Discovering cancer cells through the skin
“It’s fascinating that it’s possible to detect these circulating tumor cells literally through the skin,” said medical oncologist Klaus Pantel of the University Medical Center Hamburg-Eppendorf in Germany, who was not part of the study.
There is still work to do on this device though, cautions Pantel.
Typically, when looking for CTCs in cancer patients, blood is drawn in order to observe it. These cells however, are not as easily detectable in the early stages of cancer, and they don't work for melanoma as its cells aren't detectable through tests used for finding CTCs.
This is why the team of researchers, led by Vladimir Zharov combined a laser with an ultrasound to create what is now called the "Cytophone" - which detects cells acoustically.
It works by harmlessly heating and thus lighting up blood vessels near the surface of the skin, and thus melanoma cells also slightly heat up and show up. This heat creates a minute acoustic wave, which is then picked up by the ultrasound.

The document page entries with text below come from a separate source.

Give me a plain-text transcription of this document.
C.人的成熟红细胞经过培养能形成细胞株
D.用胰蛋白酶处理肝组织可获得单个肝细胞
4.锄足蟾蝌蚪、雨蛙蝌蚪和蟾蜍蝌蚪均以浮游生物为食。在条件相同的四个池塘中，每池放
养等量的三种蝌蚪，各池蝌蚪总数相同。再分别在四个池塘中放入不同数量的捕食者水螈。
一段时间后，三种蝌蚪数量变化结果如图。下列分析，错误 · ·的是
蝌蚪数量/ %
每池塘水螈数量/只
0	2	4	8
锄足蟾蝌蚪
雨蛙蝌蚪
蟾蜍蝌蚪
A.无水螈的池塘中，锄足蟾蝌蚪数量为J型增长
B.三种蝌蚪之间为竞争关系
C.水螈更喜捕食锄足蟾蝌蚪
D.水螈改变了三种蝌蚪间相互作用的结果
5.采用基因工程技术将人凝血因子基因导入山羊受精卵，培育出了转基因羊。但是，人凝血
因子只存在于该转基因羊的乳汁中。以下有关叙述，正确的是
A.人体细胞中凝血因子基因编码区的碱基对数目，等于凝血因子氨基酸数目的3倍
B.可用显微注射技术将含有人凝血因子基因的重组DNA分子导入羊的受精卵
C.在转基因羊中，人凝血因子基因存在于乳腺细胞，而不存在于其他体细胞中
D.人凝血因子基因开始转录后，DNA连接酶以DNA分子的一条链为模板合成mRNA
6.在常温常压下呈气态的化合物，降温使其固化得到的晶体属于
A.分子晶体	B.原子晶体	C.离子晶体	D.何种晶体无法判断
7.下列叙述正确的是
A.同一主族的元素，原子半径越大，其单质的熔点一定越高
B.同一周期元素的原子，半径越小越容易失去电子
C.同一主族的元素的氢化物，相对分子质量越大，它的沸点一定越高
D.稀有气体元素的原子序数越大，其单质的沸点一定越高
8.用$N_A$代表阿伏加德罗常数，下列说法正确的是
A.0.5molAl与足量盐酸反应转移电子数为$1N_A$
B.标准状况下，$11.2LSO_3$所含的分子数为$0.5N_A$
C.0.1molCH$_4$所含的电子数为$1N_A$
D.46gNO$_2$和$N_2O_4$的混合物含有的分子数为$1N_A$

Potential assistance in curing melanoma
What the team was pleasantly surprised to find, was that by heating up the laser, still within safe parameters, they displayed that a patient's CTC levels dropped after an hour--the device was in fact destroying the cancerous cells.
It doesn't look likely to cure cancer, but it can help in reducing the cell counts.
"The device could be used to follow whether an anticancer drug is working—if it is, a patient’s CTC levels should go down," said Zharov. Him and his team have now patented the Cytophone and created a company in the hope of developing it further.
There is a lot of promise with this discovery, however, questions still arise as the team continues to perfect the machine.